Certaines saveurs émettent comme un code, il y a un « je ne sais quoi » qui intervient entre la papille, le cerveau et l’âme et nous plonge dans un état… produisant tantôt une simple sensation et tantôt ouvrant la porte vers un tout autre monde. Comme si dans un effluve se cachait une autre histoire, une autre réalité ou la voie vers un secret de la nature. Dans notre monde moderne, le lien entre la nature et notre assiette a pratiquement disparue alors quand ce codage divin se manifeste, c’est pour moi précieux. Ne vous inquiétez pas, je ne parle pas d’une nouvelle religion, aucune intention de créer un culte de l’épice, un dogme de l’assaisonnement ou un rite de l’aromate… mais rendre un petit hommage à une forêt qui fait naître autant de saveurs, peut-être ;-)

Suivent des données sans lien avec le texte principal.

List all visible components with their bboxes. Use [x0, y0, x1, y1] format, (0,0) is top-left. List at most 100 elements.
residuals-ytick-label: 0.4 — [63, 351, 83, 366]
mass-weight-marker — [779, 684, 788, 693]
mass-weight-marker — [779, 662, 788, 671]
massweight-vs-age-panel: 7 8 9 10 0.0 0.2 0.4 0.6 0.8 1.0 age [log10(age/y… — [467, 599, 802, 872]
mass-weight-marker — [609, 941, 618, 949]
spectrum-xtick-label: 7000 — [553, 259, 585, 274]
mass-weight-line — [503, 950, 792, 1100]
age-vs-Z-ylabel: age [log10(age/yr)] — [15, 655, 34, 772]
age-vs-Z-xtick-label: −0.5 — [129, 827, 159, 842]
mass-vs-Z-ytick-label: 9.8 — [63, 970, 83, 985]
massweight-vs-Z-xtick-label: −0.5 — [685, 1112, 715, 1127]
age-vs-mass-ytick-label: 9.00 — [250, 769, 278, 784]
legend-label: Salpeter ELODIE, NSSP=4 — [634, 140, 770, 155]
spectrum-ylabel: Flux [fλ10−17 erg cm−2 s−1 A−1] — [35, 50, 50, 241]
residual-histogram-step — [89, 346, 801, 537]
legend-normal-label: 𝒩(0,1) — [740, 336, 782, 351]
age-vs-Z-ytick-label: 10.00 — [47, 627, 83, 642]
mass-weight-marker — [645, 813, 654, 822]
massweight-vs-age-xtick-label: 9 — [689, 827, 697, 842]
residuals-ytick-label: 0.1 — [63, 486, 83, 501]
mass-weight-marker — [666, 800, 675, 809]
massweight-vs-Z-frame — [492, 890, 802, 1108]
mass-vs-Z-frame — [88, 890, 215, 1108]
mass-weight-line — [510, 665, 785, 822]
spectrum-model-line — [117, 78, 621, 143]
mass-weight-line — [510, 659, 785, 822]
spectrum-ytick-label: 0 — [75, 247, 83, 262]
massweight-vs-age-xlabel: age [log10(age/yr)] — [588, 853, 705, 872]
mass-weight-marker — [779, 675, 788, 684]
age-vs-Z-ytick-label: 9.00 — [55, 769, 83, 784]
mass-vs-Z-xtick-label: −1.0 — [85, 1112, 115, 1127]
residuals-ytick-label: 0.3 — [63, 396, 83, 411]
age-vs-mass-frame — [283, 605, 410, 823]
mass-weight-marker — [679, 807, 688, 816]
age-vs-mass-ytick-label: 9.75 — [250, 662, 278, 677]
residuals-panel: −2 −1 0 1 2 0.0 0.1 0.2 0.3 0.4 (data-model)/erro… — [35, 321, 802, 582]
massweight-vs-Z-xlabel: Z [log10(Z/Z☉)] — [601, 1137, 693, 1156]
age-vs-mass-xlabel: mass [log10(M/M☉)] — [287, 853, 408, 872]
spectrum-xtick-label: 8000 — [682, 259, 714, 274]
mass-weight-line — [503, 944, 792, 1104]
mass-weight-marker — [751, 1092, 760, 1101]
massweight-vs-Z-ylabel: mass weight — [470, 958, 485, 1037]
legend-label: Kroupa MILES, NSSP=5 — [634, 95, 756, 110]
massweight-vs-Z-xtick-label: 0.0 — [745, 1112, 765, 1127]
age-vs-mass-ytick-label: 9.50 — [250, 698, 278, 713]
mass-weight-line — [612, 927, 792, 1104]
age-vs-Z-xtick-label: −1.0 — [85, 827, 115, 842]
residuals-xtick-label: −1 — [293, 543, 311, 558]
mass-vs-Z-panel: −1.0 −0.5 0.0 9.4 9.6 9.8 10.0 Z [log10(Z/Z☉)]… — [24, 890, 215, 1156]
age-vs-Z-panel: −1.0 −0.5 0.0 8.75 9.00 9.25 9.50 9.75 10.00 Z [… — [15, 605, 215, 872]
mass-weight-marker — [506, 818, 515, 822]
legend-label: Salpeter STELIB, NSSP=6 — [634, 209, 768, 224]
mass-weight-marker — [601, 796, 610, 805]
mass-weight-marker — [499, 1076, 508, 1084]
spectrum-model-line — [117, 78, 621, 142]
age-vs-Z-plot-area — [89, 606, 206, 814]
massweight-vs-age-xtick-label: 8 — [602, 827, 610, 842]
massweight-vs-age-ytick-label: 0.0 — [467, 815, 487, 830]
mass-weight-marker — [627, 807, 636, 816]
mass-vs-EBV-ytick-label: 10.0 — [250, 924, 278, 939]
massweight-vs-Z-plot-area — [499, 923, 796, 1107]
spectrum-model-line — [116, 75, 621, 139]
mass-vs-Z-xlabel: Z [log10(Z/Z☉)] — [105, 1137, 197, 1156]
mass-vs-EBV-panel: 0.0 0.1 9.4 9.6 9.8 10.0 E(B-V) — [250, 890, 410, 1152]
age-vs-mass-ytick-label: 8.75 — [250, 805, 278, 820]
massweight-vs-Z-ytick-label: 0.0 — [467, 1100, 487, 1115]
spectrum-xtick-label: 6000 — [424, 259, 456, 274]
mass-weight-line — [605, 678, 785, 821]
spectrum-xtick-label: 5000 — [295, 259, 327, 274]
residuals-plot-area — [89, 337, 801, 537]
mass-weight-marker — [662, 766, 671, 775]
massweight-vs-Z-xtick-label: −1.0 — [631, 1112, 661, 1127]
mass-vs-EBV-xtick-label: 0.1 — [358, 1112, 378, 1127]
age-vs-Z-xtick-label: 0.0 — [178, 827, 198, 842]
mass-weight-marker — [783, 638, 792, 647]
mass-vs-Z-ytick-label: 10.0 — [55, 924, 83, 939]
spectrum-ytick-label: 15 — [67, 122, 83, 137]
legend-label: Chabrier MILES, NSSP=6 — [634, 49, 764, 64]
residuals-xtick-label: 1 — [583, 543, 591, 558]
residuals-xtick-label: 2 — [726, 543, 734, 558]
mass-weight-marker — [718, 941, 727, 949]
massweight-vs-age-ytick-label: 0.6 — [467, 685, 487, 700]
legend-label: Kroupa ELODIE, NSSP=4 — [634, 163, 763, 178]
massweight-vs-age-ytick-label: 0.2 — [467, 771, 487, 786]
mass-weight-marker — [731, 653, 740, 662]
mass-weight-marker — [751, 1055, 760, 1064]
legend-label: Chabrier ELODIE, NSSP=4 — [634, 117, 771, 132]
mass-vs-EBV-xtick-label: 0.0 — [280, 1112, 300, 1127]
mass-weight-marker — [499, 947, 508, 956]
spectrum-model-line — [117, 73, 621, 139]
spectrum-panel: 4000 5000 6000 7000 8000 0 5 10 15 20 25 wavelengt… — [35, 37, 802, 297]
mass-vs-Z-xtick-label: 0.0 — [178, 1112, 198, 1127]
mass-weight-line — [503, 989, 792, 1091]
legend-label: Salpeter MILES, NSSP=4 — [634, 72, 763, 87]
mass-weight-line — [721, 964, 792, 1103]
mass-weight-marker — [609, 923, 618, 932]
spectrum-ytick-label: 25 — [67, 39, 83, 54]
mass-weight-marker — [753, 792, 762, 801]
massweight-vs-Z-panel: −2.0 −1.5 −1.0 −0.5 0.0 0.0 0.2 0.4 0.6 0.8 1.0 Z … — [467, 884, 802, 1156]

Pour moi, une de ses saveurs « parlantes » est celle de la
baie de genièvre ou baie de genévrier. Une épice négligée à mon avis,
probablement parce qu’on la connait peu. Pourtant c’est loin d’être une
nouvelle découverte, le genévrier est utilisé depuis des milliers d’année en
cuisine et en pharmacopée. Il fut même une époque où on utilisait son huile
comme désinfectant, le genévrier était le « Lysol » de l’Antiquité et
on en fumigeait allègrement les villes pour protéger la population de la peste
et le choléra. Plus tard, au moyen-âge, un vin de baie de genévrier a vu le
jour et servait à la fois de remède, de digestif et de tonique. L’élixir se
raffine avec le temps pour donner le gin qu’on connait aujourd’hui qui date de
l’époque médiéval. On en donnait alors
aux soldats avant les batailles pour leur donner du courage, c’est de là que viendrait l’expression « liquid courage ».
Si vous avez déjà goûté à du gin ou du dry gin, vous avez goûté la baie
de genièvre puisque ça en est l’arôme prédominant. Une saveur âpre,
astringente, très parfumée, florale et résineuse. Un arôme distinctif et
puissant qui se marie harmonieusement aux agrumes, aux fruits rouges, aux
gibiers, aux mets gras, viande et poissons fumés et aux champignons. À l’époque
où les épices étaient rares et dispendieuses en Europe, la baie de genièvre
remplaçait le poivre. Ici, en Amérique, la baie de genièvre jouait un rôle
important dans la culture amérindienne, comme épice et surtout comme remède, on en
faisait un thé qui guérissait entre autres la grippe et les infections
urinaires et servait de tonique ou à provoquer l’accouchement (la consommation
de baies ou d’huile de genévrier est d'ailleurs encore fortement déconseillée aux femmes
enceintes.).
Trèves d’histoire, parlons de goût! De nos jours en cuisine, la baie de
genièvre est principalement utilisée dans la choucroute et dans les plats de
gibiers. Ses tanins et sa composition chimique facilitent la digestion des gras
et ont aussi pour effet d’adoucir le goût des viandes sauvages. Elle est encore
très présente dans la cuisine scandinave. Malheureusement, au Québec elle est
très peu connue et utilisée. Certaines espèces de genévrier poussent ici à
l’état sauvage si la cueillette vous intéresse, mais il est aussi relativement
facile de se procurer des baies que vous trouverez au rayon des épices de la
plupart des épiceries.
Si vous êtes aventureux, croquez-la, il paraît que c’est super bon pour
la santé et l’haleine. Ce qui m’a surtout frappé c’est l’intensité de la chose…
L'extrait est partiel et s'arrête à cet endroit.